Shekita's assertion that options have a "real cost to companies" is the exact opposite of the truth. I am due to vest options next month. Let's say that I exercise 1000 options at $3 each. I will write a check to my employer for $3000. How is this a cost? Option grants affect shareholders by diluting their holdings, and shareholders are not informed as to the extent of the dilution by reading a balance sheet that shows increased expenses.


Craig Barrett, John Chambers and Scott McNealy make the mistake of equating options with employee ownership. Options, in fact, are not a form of ownership. Owners have real assets at risk. Those with options only exercise them if and when the stock value goes up. Often, they only own the stock momentarily on the day they cash out. And if the stock value goes down, options holders can walk away having lost nothing.

Options create a distorted incentive to boost stock price in the short-term by any means, legal or otherwise. Genuine employee ownership, on the other hand, creates incentives to build long-term value in ways that are good for employees, companies, and the broader community.

David Smathers
San Jose


It is true that corporate employees are free to sell their options. But they are also free to sell anything else that they own. A homeowner is free to sell his house whenever he feels like it; does that mean that public policy designed to promote individual home ownership is a fraud?
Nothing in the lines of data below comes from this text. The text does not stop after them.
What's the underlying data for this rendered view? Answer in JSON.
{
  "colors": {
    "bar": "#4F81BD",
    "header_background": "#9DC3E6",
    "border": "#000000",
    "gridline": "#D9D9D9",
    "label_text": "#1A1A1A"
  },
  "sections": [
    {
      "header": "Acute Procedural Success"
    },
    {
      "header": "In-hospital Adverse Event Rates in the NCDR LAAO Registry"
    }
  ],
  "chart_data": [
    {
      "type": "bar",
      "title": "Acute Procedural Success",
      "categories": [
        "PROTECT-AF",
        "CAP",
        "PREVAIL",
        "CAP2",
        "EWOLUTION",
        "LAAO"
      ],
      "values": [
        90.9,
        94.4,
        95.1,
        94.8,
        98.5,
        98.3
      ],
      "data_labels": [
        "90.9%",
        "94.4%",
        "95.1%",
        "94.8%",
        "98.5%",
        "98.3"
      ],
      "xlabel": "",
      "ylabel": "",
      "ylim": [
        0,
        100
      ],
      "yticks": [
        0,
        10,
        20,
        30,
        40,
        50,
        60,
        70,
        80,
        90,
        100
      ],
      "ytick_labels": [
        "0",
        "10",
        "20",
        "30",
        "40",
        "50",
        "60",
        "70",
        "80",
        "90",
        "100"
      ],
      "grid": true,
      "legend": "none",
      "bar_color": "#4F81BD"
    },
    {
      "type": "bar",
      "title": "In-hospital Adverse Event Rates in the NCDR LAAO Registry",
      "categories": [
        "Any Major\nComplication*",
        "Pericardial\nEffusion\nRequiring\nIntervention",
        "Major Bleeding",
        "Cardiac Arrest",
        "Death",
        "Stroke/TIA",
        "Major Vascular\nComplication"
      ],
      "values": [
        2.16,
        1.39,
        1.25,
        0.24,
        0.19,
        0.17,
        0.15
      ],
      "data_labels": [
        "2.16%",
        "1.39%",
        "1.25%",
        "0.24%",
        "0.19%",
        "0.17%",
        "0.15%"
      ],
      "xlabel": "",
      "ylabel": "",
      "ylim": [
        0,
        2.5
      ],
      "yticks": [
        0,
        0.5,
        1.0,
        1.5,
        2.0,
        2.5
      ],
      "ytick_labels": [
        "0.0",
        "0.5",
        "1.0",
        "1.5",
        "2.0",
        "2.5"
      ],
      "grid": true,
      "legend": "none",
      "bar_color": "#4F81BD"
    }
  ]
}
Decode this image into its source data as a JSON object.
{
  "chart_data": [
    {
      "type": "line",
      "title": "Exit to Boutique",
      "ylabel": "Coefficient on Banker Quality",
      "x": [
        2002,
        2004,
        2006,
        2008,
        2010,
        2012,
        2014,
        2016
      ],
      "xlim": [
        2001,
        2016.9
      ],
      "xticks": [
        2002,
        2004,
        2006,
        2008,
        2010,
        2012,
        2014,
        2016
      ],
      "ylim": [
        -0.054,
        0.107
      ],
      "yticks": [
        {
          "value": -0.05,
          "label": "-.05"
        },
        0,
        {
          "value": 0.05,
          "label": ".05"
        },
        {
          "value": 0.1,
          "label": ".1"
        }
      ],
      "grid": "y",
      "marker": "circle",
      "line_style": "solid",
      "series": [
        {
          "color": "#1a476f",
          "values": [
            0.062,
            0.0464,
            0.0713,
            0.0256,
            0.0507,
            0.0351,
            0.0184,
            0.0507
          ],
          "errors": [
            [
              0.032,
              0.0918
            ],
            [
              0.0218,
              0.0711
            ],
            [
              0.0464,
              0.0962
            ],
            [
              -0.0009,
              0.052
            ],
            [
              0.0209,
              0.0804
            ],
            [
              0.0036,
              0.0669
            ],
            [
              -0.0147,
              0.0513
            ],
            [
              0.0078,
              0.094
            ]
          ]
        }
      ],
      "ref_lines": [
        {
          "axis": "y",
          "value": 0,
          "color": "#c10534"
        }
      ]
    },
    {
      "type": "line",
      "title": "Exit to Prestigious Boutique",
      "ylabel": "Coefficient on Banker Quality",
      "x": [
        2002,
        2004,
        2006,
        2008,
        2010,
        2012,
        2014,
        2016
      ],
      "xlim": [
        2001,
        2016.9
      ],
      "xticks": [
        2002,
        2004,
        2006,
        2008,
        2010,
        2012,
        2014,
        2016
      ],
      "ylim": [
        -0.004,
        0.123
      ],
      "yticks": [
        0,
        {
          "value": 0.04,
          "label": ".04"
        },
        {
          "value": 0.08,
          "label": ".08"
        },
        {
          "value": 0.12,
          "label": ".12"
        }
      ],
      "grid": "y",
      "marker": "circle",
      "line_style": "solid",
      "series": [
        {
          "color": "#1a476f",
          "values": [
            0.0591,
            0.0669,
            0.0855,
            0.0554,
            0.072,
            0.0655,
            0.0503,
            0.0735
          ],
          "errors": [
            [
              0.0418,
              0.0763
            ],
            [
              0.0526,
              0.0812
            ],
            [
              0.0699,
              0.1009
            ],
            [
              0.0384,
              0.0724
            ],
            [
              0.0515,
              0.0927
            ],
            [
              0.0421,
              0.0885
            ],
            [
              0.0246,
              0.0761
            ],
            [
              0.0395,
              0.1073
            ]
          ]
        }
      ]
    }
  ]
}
Now it is true that stock option grants allow employees to choose a time when they can buy and sell their stock. But how is that significantly different from me deciding to sell other stock that I own because I think it is at a high? And short-term gains are taxed more heavily than long-term gains, so employees have an incentive to acquire and hold their stock, rather than make a quick sale.

Smathers says that stock options encourage their holders to "boost stock price in the short-term by any means, legal or otherwise." This is true, but hardly profound. Any other metric of performance would encourage short-term manipulation of that metric. We focus on the short-term because it is hard to predict the long-term. (It's a good thing, in this context, that option grant holders can choose when to exercise their options. If they could cash in only on a specified date, there would be more incentive to manipulate the stock price.)